The car crashed through the fence and Kim screamed. She slammed hard against the windshield. Her terrified cry ended abruptly. I reached out, tried to catch Kim’s arm. The car went end over end. I whipped through the windshield and out into space.
CHAPTER FIFTEEN
Flashlights beamed from every direction. Headlights cut twin swaths through darkness, illuminating running figures. Men called out as they ran, reaching the edge of the pit as a thunderous crack sounded, the impact of the car on the water.
Dazed, I hung above the pit.
Maglites swept the roiled surface, catching in their crossing beams a wavering silver plume that rose and fell. Shouts rose: “Divers, get some divers.” “We need more light.” “Where did that shot come from?” “Block the road.” “Form search units.”
Chief Cobb stood at the edge of the pit with a megaphone, directing the efforts to reach Kim’s car. “How deep is the water?”
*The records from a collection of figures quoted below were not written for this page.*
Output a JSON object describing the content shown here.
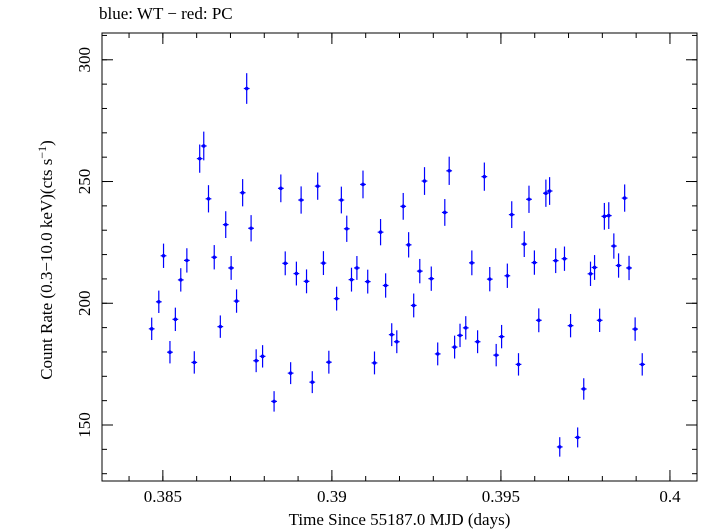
{
  "title": "blue: WT − red: PC",
  "chart_data": {
    "type": "scatter",
    "title": "blue: WT − red: PC",
    "xlabel": "Time Since 55187.0 MJD (days)",
    "ylabel_main": "Count Rate (0.3−10.0 keV)(cts s",
    "ylabel_sup": "−1",
    "ylabel_end": ")",
    "xlim": [
      0.3832,
      0.4008
    ],
    "ylim": [
      127,
      311
    ],
    "xticks": [
      0.385,
      0.39,
      0.395,
      0.4
    ],
    "xtick_labels": [
      "0.385",
      "0.39",
      "0.395",
      "0.4"
    ],
    "yticks": [
      150,
      200,
      250,
      300
    ],
    "ytick_labels": [
      "150",
      "200",
      "250",
      "300"
    ],
    "x_minor_step": 0.001,
    "y_minor_step": 10,
    "grid": false,
    "series": [
      {
        "color": "#0000ff",
        "xerr": 8.5e-05,
        "points": [
          [
            0.38467,
            189.5,
            4.6
          ],
          [
            0.38488,
            200.6,
            4.6
          ],
          [
            0.38502,
            219.5,
            5.0
          ],
          [
            0.38521,
            179.9,
            4.6
          ],
          [
            0.38537,
            193.4,
            4.8
          ],
          [
            0.38553,
            209.6,
            4.8
          ],
          [
            0.38571,
            217.6,
            5.0
          ],
          [
            0.38593,
            175.7,
            4.6
          ],
          [
            0.38609,
            259.4,
            5.8
          ],
          [
            0.38621,
            264.6,
            5.9
          ],
          [
            0.38635,
            242.9,
            5.6
          ],
          [
            0.38652,
            218.9,
            5.0
          ],
          [
            0.3867,
            190.4,
            4.6
          ],
          [
            0.38686,
            232.3,
            5.5
          ],
          [
            0.38702,
            214.5,
            4.9
          ],
          [
            0.38718,
            200.9,
            4.8
          ],
          [
            0.38736,
            245.4,
            5.6
          ],
          [
            0.38748,
            288.2,
            6.3
          ],
          [
            0.38761,
            230.8,
            5.4
          ],
          [
            0.38776,
            176.4,
            4.7
          ],
          [
            0.38795,
            178.2,
            4.6
          ],
          [
            0.38829,
            159.7,
            4.2
          ],
          [
            0.38849,
            247.2,
            5.7
          ],
          [
            0.38862,
            216.4,
            4.9
          ],
          [
            0.38878,
            171.3,
            4.5
          ],
          [
            0.38895,
            212.2,
            4.9
          ],
          [
            0.38909,
            242.4,
            5.6
          ],
          [
            0.38925,
            209.0,
            4.9
          ],
          [
            0.38942,
            167.6,
            4.5
          ],
          [
            0.38958,
            248.1,
            5.6
          ],
          [
            0.38975,
            216.5,
            4.9
          ],
          [
            0.38991,
            175.8,
            4.7
          ],
          [
            0.39014,
            201.9,
            4.9
          ],
          [
            0.39028,
            242.4,
            5.5
          ],
          [
            0.39044,
            230.6,
            5.4
          ],
          [
            0.39058,
            209.7,
            4.9
          ],
          [
            0.39074,
            214.5,
            4.9
          ],
          [
            0.39092,
            248.8,
            5.7
          ],
          [
            0.39106,
            208.9,
            4.9
          ],
          [
            0.39126,
            175.5,
            4.7
          ],
          [
            0.39144,
            229.2,
            5.4
          ],
          [
            0.39159,
            207.3,
            5.0
          ],
          [
            0.39177,
            187.1,
            4.7
          ],
          [
            0.39192,
            184.2,
            4.7
          ],
          [
            0.39211,
            239.8,
            5.5
          ],
          [
            0.39227,
            224.0,
            5.2
          ],
          [
            0.39242,
            199.1,
            4.9
          ],
          [
            0.3926,
            213.2,
            5.0
          ],
          [
            0.39274,
            250.2,
            5.7
          ],
          [
            0.39294,
            210.1,
            5.0
          ],
          [
            0.39313,
            179.2,
            4.7
          ],
          [
            0.39334,
            237.3,
            5.5
          ],
          [
            0.39347,
            254.4,
            5.8
          ],
          [
            0.39363,
            182.0,
            4.7
          ],
          [
            0.39379,
            186.8,
            4.8
          ],
          [
            0.39396,
            189.9,
            4.8
          ],
          [
            0.39414,
            216.6,
            5.1
          ],
          [
            0.39431,
            184.2,
            4.7
          ],
          [
            0.39451,
            252.0,
            5.8
          ],
          [
            0.39467,
            209.9,
            5.0
          ],
          [
            0.39486,
            178.7,
            4.6
          ],
          [
            0.39502,
            186.3,
            4.8
          ],
          [
            0.39519,
            211.3,
            5.0
          ],
          [
            0.39532,
            236.4,
            5.5
          ],
          [
            0.39552,
            174.9,
            4.6
          ],
          [
            0.39569,
            224.3,
            5.3
          ],
          [
            0.39583,
            242.7,
            5.6
          ],
          [
            0.39599,
            216.7,
            5.0
          ],
          [
            0.39612,
            193.0,
            4.9
          ],
          [
            0.39633,
            245.2,
            5.6
          ],
          [
            0.39644,
            246.1,
            5.7
          ],
          [
            0.39662,
            217.5,
            5.1
          ],
          [
            0.39674,
            141.0,
            4.0
          ],
          [
            0.39688,
            218.3,
            5.0
          ],
          [
            0.39706,
            190.8,
            4.8
          ],
          [
            0.39727,
            144.9,
            4.1
          ],
          [
            0.39745,
            164.8,
            4.4
          ],
          [
            0.39765,
            212.1,
            5.0
          ],
          [
            0.39777,
            214.7,
            5.1
          ],
          [
            0.39792,
            193.0,
            4.8
          ],
          [
            0.39806,
            235.7,
            5.5
          ],
          [
            0.39819,
            236.0,
            5.5
          ],
          [
            0.39834,
            223.5,
            5.2
          ],
          [
            0.39848,
            215.5,
            5.0
          ],
          [
            0.39866,
            243.2,
            5.6
          ],
          [
            0.39879,
            214.5,
            5.0
          ],
          [
            0.39897,
            189.4,
            4.8
          ],
          [
            0.39918,
            174.9,
            4.6
          ]
        ]
      }
    ]
  }
}
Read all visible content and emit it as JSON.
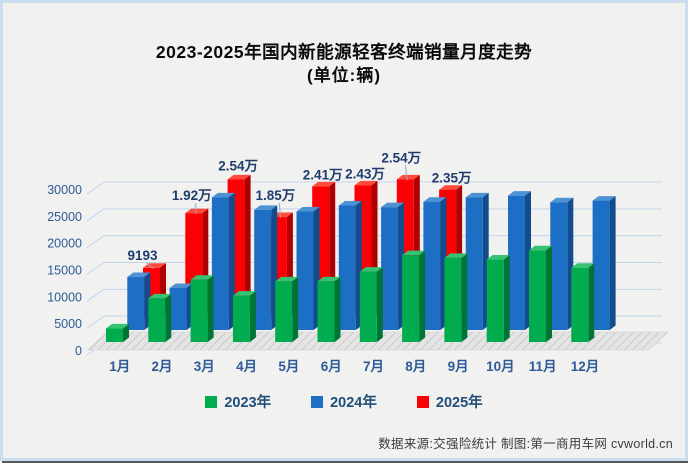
{
  "title": {
    "line1": "2023-2025年国内新能源轻客终端销量月度走势",
    "line2": "(单位:辆)"
  },
  "chart_data": {
    "type": "bar",
    "style": "3d-column",
    "title": "2023-2025年国内新能源轻客终端销量月度走势(单位:辆)",
    "categories": [
      "1月",
      "2月",
      "3月",
      "4月",
      "5月",
      "6月",
      "7月",
      "8月",
      "9月",
      "10月",
      "11月",
      "12月"
    ],
    "series": [
      {
        "name": "2023年",
        "colors": {
          "front": "#00AC4E",
          "side": "#007336",
          "top": "#35C272"
        },
        "values": [
          2500,
          8000,
          11400,
          8500,
          11100,
          11100,
          12900,
          15900,
          15400,
          15100,
          16800,
          13600
        ]
      },
      {
        "name": "2024年",
        "colors": {
          "front": "#1D6FC5",
          "side": "#124C8C",
          "top": "#4E92D4"
        },
        "values": [
          9700,
          7700,
          24300,
          22000,
          21700,
          22800,
          22500,
          23500,
          24300,
          24600,
          23400,
          23700
        ]
      },
      {
        "name": "2025年",
        "colors": {
          "front": "#FB0004",
          "side": "#AE0000",
          "top": "#FF4A3C"
        },
        "values": [
          9193,
          19200,
          25400,
          18500,
          24100,
          24300,
          25400,
          23500
        ],
        "data_labels": [
          "9193",
          "1.92万",
          "2.54万",
          "1.85万",
          "2.41万",
          "2.43万",
          "2.54万",
          "2.35万"
        ]
      }
    ],
    "ylim": [
      0,
      30000
    ],
    "y_ticks": [
      0,
      5000,
      10000,
      15000,
      20000,
      25000,
      30000
    ],
    "grid": true,
    "legend_position": "bottom"
  },
  "colors": {
    "background": "#F1F1F0",
    "panel_border": "#CBDDF1",
    "gridline": "#C3D5EB",
    "axis_text": "#2D5A96",
    "data_label_text": "#1E3C6E",
    "legend_text": "#1F4E79",
    "floor_fill": "#E4E4E4",
    "floor_hatch": "#C9C9C9"
  },
  "footer": {
    "text": "数据来源:交强险统计 制图:第一商用车网 cvworld.cn"
  }
}
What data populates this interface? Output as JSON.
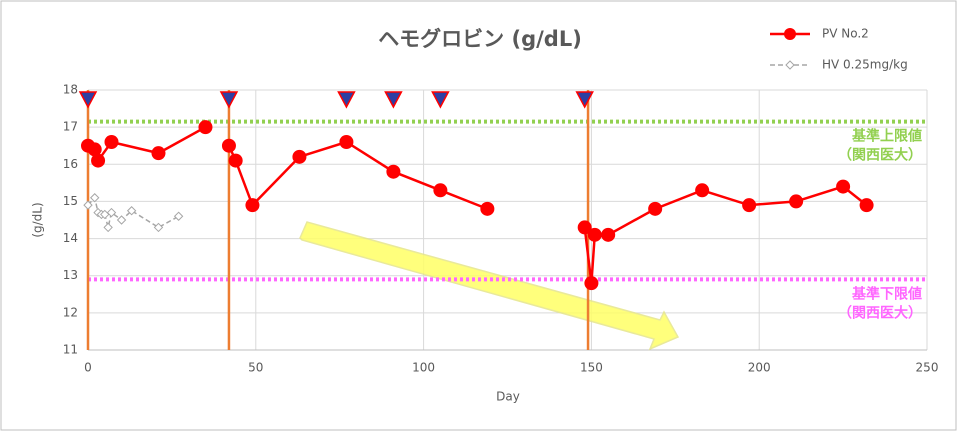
{
  "chart_data": {
    "type": "line",
    "title": "ヘモグロビン (g/dL)",
    "x_label": "Day",
    "y_label": "(g/dL)",
    "xlim": [
      0,
      250
    ],
    "xticks": [
      0,
      50,
      100,
      150,
      200,
      250
    ],
    "ylim": [
      11,
      18
    ],
    "yticks": [
      11,
      12,
      13,
      14,
      15,
      16,
      17,
      18
    ],
    "grid": true,
    "legend": "top-right",
    "series": [
      {
        "name": "PV No.2",
        "color": "#ff0000",
        "style": "solid",
        "x": [
          0,
          2,
          3,
          7,
          21,
          35,
          null,
          42,
          44,
          49,
          63,
          77,
          91,
          105,
          119,
          null,
          148,
          150,
          151,
          155,
          169,
          183,
          197,
          211,
          225,
          232
        ],
        "values": [
          16.5,
          16.4,
          16.1,
          16.6,
          16.3,
          17.0,
          null,
          16.5,
          16.1,
          14.9,
          16.2,
          16.6,
          15.8,
          15.3,
          14.8,
          null,
          14.3,
          12.8,
          14.1,
          14.1,
          14.8,
          15.3,
          14.9,
          15.0,
          15.4,
          14.9
        ]
      },
      {
        "name": "HV 0.25mg/kg",
        "color": "#a6a6a6",
        "style": "dashed",
        "x": [
          0,
          2,
          3,
          4,
          5,
          6,
          7,
          10,
          13,
          21,
          27
        ],
        "values": [
          14.9,
          15.1,
          14.7,
          14.65,
          14.65,
          14.3,
          14.7,
          14.5,
          14.75,
          14.3,
          14.6
        ]
      }
    ],
    "reference_lines": [
      {
        "value": 17.15,
        "color": "#92d050",
        "label": [
          "基準上限値",
          "（関西医大）"
        ]
      },
      {
        "value": 12.9,
        "color": "#ff66ff",
        "label": [
          "基準下限値",
          "（関西医大）"
        ]
      }
    ],
    "events": [
      0,
      42,
      77,
      91,
      105,
      148
    ],
    "vlines": [
      0,
      42,
      149
    ]
  }
}
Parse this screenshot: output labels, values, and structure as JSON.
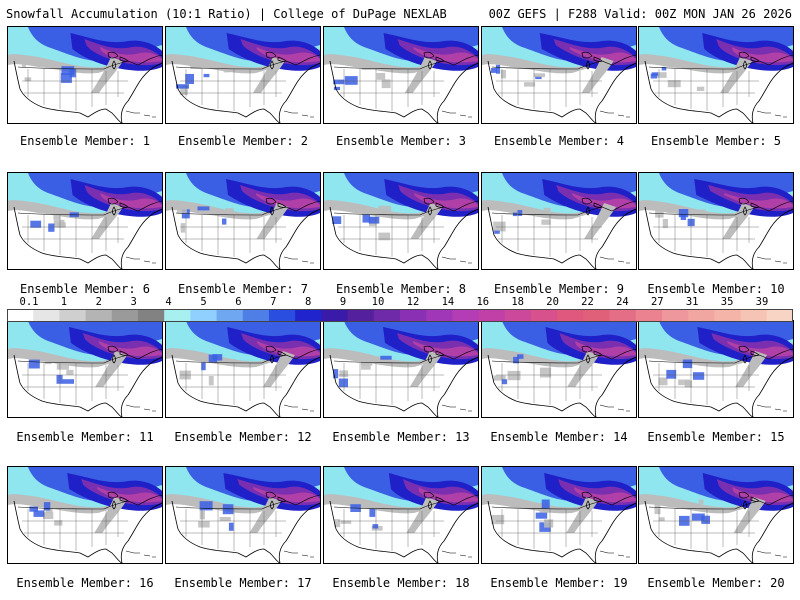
{
  "header": {
    "title_left": "Snowfall Accumulation (10:1 Ratio) | College of DuPage NEXLAB",
    "title_right": "00Z GEFS | F288 Valid: 00Z MON JAN 26 2026"
  },
  "panels": [
    {
      "label": "Ensemble Member: 1"
    },
    {
      "label": "Ensemble Member: 2"
    },
    {
      "label": "Ensemble Member: 3"
    },
    {
      "label": "Ensemble Member: 4"
    },
    {
      "label": "Ensemble Member: 5"
    },
    {
      "label": "Ensemble Member: 6"
    },
    {
      "label": "Ensemble Member: 7"
    },
    {
      "label": "Ensemble Member: 8"
    },
    {
      "label": "Ensemble Member: 9"
    },
    {
      "label": "Ensemble Member: 10"
    },
    {
      "label": "Ensemble Member: 11"
    },
    {
      "label": "Ensemble Member: 12"
    },
    {
      "label": "Ensemble Member: 13"
    },
    {
      "label": "Ensemble Member: 14"
    },
    {
      "label": "Ensemble Member: 15"
    },
    {
      "label": "Ensemble Member: 16"
    },
    {
      "label": "Ensemble Member: 17"
    },
    {
      "label": "Ensemble Member: 18"
    },
    {
      "label": "Ensemble Member: 19"
    },
    {
      "label": "Ensemble Member: 20"
    }
  ],
  "colorbar": {
    "labels": [
      "0.1",
      "1",
      "2",
      "3",
      "4",
      "5",
      "6",
      "7",
      "8",
      "9",
      "10",
      "12",
      "14",
      "16",
      "18",
      "20",
      "22",
      "24",
      "27",
      "31",
      "35",
      "39"
    ],
    "colors": [
      "#ffffff",
      "#e6e6e6",
      "#cfcfcf",
      "#b4b4b4",
      "#9a9a9a",
      "#828282",
      "#a8f0f0",
      "#8fd0ff",
      "#6fa8f0",
      "#4f7fe6",
      "#2a4fe0",
      "#1f24cc",
      "#3a1aa8",
      "#55209e",
      "#6e2aa8",
      "#8a30b4",
      "#a036b8",
      "#b43cb4",
      "#c040a8",
      "#cc489a",
      "#d8508c",
      "#e0587e",
      "#e0607a",
      "#e46e86",
      "#ea8290",
      "#ee989e",
      "#f2a6a2",
      "#f4b4a8",
      "#f6c4b4",
      "#f8d4c4"
    ]
  },
  "colors": {
    "snow_light": "#bcbcbc",
    "snow_cyan": "#8fe6ef",
    "snow_blue": "#3a5fe4",
    "snow_deep": "#2020c8",
    "snow_purple": "#7a2fb0",
    "snow_magenta": "#b040a8"
  }
}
Detective Sergeant Price shrugged. “Maybe ninety feet, maybe more.” He pointed a Maglite down. Ripples eddied on the dark surface. “By the time we get divers here, it will be too late to save anyone.”
I’d hoped to protect Kim, envisioning a moment when I might push a hand holding a gun to one side, knowing the police would be in place and ready to pounce and make her safe. Instead, a hidden marksman shot her tire, spinning the Cruiser out of control and down to death.